Catriona wrote at Jun 14, 04:10 am

Oh, yes—I know UNICEF wasn’t actually responsible for the bombing. But it’s funnier to say that UNICEF bombed the Smurfs.

Even UNICEF can’t be immune to Smurf-induced homicidal mania.

Now, when I was putting this together, I did notice that I could have made a far more convincing case for a connection between Press Gang and Grange Hill, because almost everyone who’s ever even considered acting in England has been in Grange Hill, but the Doctor Who connection interested me more.

And you’re absolutely right about the TV industry as a whole; look, for example, at the way Simon Pegg/Tamsin Grieg/Jessica Stevenson/Mark Heap and that group keep appearing in the same things—in fact, I think Mark Heap’s the only one of those who has never appeared in Doctor Who.

And with Gian Sammarco, for example, the character of Benjamin Drexil seems a clear attempt to evoke and then subvert the certain kind of stereotypical socially awkward adolescent boy for which he was known and loved as Adrian Mole—Whizzkid in “The Greatest Show in the Galaxy” is also an evocation of that role.

What interests me here, although it didn’t come across very strongly in this post, is where what can be seen as characteristic of the television industry in general also seems to be tempered with a fan’s mentality.

Tom Baker often says—apparently—that much of the work he gets these days comes from the fact that the people employing him loved him as the Doctor.

And it seems something like that is happening here.

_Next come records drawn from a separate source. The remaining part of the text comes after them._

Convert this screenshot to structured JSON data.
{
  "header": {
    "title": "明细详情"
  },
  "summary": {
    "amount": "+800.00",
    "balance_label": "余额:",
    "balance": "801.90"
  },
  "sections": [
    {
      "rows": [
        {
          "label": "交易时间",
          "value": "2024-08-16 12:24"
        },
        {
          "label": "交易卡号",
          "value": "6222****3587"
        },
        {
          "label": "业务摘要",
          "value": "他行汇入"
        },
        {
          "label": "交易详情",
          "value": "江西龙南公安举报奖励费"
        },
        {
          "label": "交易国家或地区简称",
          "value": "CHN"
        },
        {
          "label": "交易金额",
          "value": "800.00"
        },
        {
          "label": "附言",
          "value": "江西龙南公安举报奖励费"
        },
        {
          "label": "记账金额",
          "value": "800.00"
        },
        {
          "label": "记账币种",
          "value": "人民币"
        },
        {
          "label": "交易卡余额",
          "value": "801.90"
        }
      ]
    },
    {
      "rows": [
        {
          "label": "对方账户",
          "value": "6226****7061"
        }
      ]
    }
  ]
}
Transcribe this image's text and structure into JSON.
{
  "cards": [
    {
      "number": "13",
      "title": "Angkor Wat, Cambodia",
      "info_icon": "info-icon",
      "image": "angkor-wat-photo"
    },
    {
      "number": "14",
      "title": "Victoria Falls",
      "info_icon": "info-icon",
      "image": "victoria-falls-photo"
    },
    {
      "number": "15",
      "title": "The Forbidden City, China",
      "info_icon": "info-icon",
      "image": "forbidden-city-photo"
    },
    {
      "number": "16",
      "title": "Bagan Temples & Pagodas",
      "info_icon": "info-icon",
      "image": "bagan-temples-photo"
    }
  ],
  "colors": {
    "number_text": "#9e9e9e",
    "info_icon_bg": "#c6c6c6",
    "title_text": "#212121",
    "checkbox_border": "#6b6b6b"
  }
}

These aren’t people that Moffat has worked with before, since Press Gang was his first gig. They’re people he saw while he was hiding behind his sofa.

This is all just speculation for fun, of course. But when the episode about the children’s television programme Colonel X contains no fewer than four recognisable Doctor Who guest stars, it’s less a matter of “Hey, it’s that guy!” and more a matter of “Hey, it’s that guy from that Doctor Who episode!”

It’s that specificity that interests me.